DESCRIPTION (provided by applicant): We have demonstrated that endothelial cells (EC) are highly resistant to the injurious effects of acute and chronic hypoxia and have theorized that in EC, as in other hypoxia tolerant organisms or tissues, multiple factors contribute to their remarkable hypoxia tolerance. Among these potential factors are plasmalogens, a subset of "vinyl ether" phospholipids that are found within cellular membranes, constitute .18% of the total phospholipid mass in humans and have been identified as potent endogenous antioxidants. We have developed substantial evidence that plasmalogens exist in human and bovine pulmonary artery EC (HPAEC and BPAEC) and human brain microvascular EC and that increased plasmalogen levels correlate with resistance of human EC to the injurious effects of hypoxia and reactive oxygen species (ROS). Plasmalogen protection appears stress specific in that HPAEC with increased levels of plasmalogen are not protected against other common cellular stresses, such as heat shock or glucose deprivation. These findings suggest that plasmalogens can contribute to the protection of EC against specific cellular stresses; to investigate this hypothesis further, we will: 1) Define the role of plasmalogens in human EC survival during hypoxia: by establishing a relationship between plasmalogen levels and cell damage during exposure to hypoxia through modulation of plasmenylcholine content; by determining plasmalogen loss in normoxia and during exposure to hypoxia; by determining chemical breakdown, metabolic products of plasmalogens and/or plasmalogen-dependent eicosanoid products in normoxia and during hypoxia to determine if plasmalogens act as scavengers of ROS or as precursors for second messengers. 2) Define the stress-specific protection of increased human EC plasmalogen content: by comparing cell damage during exposure to hypoxia and other cellular stresses (exposure to ROS, change in redox potential, increased temperature, glucose depletion, etc): by determining the association between plasmalogens and cellular oxidants, cellular oxidases and antioxidants. Once the biochemistry of plasmalogens in EC has been clarified, studies to determine their biological importance can be undertaken.
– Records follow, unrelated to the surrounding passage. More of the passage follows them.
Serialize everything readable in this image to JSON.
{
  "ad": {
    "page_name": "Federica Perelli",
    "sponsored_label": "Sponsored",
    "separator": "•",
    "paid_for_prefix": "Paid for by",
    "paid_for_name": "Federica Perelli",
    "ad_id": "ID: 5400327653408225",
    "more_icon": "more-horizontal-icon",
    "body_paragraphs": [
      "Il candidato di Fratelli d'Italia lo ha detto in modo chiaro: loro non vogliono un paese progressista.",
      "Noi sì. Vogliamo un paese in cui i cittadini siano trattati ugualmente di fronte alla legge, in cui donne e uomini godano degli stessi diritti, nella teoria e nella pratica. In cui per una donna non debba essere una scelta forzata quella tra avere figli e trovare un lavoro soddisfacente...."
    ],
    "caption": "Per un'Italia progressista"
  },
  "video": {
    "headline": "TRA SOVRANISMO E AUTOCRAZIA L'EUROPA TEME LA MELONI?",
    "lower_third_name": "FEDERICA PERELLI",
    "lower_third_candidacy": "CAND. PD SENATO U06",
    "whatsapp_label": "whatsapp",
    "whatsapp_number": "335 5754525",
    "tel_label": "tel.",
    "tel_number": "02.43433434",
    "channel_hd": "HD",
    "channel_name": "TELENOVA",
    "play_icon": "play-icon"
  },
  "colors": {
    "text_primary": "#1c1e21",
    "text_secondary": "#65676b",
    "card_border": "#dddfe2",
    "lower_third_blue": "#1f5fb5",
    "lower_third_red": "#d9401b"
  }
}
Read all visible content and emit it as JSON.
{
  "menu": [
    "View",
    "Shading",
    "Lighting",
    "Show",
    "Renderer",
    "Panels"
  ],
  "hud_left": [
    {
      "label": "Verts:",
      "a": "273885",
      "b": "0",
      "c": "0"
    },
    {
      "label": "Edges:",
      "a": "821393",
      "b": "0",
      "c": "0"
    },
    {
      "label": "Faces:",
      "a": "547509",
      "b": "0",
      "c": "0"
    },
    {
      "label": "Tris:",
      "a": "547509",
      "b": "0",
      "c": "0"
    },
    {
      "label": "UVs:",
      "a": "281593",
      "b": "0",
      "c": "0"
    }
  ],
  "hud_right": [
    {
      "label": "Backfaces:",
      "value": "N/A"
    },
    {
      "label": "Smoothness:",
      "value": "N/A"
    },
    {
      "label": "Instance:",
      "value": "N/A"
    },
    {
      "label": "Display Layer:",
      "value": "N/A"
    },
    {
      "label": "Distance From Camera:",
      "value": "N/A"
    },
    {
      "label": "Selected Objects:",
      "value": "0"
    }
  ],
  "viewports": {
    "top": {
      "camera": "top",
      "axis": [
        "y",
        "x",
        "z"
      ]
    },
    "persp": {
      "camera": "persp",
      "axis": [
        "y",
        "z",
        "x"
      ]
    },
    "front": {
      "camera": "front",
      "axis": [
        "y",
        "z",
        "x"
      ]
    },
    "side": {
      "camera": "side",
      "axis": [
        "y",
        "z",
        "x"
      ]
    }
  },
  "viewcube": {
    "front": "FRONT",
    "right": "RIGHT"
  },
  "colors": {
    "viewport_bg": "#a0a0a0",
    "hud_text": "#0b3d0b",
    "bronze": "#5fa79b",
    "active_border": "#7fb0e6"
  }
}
描述（由申请人提供）：我们已经证明内皮细胞（EC）对急性和慢性缺氧的伤害性作用具有高度抵抗力，并推测内皮细胞与其他耐缺氧的生物体或组织一样，有多种因素导致其显着的表现。耐缺氧能力。这些潜在因素中包括缩醛磷脂，它是细胞膜内发现的“乙烯基醚”磷脂的一个子集，占人体总磷脂质量的 0.18%，并已被确定为有效的内源性抗氧化剂。我们已经获得大量证据表明，缩醛磷脂存在于人和牛肺动脉 EC（HPAEC 和 BPAEC）以及人脑微血管 EC 中，并且缩醛磷脂水平的升高与人类 EC 对缺氧和活性氧 (ROS) 有害影响的抵抗力相关。缩醛磷脂保护似乎具有应激特异性，因为缩醛磷脂水平升高的 HPAEC 无法抵御其他常见的细胞应激，例如热休克或葡萄糖剥夺。这些发现表明，缩醛磷脂有助于保护 EC 免受特定细胞应激的影响；为了进一步研究这一假设，我们将： 1) 定义缩醛磷脂在缺氧期间人类 EC 存活中的作用：通过调节缩醛磷脂含量，建立缩醛磷脂水平与缺氧期间细胞损伤之间的关系；通过测定常氧条件下和暴露于缺氧期间缩醛磷脂的损失；通过测定常氧和缺氧期间缩醛磷脂和/或缩醛磷脂依赖性类二十烷酸产物的化学分解、代谢产物，以确定缩醛磷脂是否充当ROS的清除剂或作为第二信使的前体。 2) 定义增加人 EC 缩醛磷脂含量的应激特异性保护：通过比较暴露于缺氧和其他细胞应激（暴露于 ROS、氧化还原电位变化、温度升高、葡萄糖消耗等）期间的细胞损伤：通过确定关联缩醛磷脂和细胞氧化剂、细胞氧化酶和抗氧化剂之间。一旦澄清了 EC 中缩醛磷脂的生物化学，就可以进行研究以确定其生物学重要性。